ভূমিকা
Shiavault - a Vault of Shia Islamic Books I Was Saddams Prisoner Chapter Eleven Intellectuals in Iraq are damned. Most of the youths condemned to indefinite stay in Tawqif were highly educated, intelligent and politically aware members of the society. Their crime was that they were vocal and articulate. Not all of them were votaries of Islamic state; but they were all unanimous in their condemnation of unjust, authoritarian rules in most of the Arab states.
There was a young man who seemed to live on the wings of fancy. Alone in a corner, he spoke to himself, chuckled with a smile gradually developing into a broad grin. Young in age, he had a face demure and sage. We thought he was mad, till one day I found out that he was a poet. He quoted several pre-Islamic literary giants, and recited their lines with pride and admiration. At times, he read his own poetry to us. The Muhaqqiq somehow knew that the fellow was well versed in metre and rhyme.
Naturally, he provided us a good diversion in a dungeon where there was nothing else to do but to kill the parasites, stitch the torn clothes, wash ourselves, pray, brood over our weird fate, quarrel over trivialities, remember our family and helplessly weep. The poet once came back from the Muhqqiq badly shaken. His face red from the slaps and blows, his front tooth broken. The pyjama showed blood, for he had been mercilessly kicked in his testicles.
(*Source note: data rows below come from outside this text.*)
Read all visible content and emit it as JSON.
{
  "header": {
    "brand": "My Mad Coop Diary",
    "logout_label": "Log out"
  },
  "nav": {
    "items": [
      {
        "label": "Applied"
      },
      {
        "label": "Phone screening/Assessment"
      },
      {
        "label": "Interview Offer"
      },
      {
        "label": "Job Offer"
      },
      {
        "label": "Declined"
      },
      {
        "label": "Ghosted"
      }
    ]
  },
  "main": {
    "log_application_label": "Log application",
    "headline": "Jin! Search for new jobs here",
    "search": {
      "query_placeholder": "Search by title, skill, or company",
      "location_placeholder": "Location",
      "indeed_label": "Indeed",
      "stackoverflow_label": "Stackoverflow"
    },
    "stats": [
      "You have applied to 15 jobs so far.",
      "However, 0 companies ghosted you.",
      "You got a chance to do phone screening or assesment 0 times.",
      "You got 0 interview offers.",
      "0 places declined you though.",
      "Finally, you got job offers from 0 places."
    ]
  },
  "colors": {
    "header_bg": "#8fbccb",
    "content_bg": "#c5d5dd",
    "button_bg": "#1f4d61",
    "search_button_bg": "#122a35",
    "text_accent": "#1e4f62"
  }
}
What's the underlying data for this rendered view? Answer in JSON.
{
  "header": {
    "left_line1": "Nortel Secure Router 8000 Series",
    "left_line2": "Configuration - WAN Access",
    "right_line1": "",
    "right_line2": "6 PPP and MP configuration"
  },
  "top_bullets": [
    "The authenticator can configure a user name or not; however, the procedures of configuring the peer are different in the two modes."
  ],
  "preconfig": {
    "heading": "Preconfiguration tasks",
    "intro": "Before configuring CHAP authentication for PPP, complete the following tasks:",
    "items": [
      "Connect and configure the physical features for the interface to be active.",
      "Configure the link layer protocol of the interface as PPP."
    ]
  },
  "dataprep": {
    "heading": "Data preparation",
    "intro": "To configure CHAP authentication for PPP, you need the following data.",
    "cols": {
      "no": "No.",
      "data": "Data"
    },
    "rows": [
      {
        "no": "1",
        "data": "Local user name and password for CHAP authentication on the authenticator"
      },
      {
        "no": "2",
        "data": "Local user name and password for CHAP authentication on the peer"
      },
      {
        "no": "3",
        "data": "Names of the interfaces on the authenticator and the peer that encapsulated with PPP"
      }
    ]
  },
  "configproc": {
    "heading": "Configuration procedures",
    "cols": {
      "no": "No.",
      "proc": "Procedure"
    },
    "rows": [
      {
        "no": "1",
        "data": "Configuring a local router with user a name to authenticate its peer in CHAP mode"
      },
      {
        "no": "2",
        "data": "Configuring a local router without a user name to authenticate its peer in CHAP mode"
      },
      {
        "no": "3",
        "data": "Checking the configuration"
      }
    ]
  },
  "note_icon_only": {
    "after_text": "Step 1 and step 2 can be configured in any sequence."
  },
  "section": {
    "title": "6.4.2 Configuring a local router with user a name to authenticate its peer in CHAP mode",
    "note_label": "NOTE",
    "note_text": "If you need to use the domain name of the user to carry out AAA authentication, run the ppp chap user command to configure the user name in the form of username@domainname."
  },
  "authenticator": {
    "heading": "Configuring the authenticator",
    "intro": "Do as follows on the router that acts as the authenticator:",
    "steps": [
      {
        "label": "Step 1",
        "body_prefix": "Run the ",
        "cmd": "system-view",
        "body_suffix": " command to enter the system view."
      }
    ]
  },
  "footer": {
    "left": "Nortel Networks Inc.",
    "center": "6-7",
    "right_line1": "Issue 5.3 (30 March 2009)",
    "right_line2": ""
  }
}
In an hour and a half of incessant questioning, no respite was given to him as various modes of punishment were meted out one after the other. He was given a shock treatment, which sent him flying from the chair like fish out of water, tottering to the floor semi-conscious. All this because he was asked to recite few verses of his own to amuse the Muhqqiq.
Call it an audacity or foolhardiness, he chose some of the most provoking lines from his notes, the pointed spikes against the inhuman Ba’thist regime, and recited them with candour that was least expected. The Muhaqqiq flew with rage and then hell broke loose. Faisal, who had been there for nine months, was a lecturer in Mathematics. He was from Jordan, teaching in a University in Baghdad.
He left Jordan as a political dissident, unable to reconcile with the despotic rule, and came to Iraq to find a living. Here he married. A year after his marriage, when his first-born was only a month old, he was apprehended. I remember how one morning he woke up with tears rolling down his cheeks.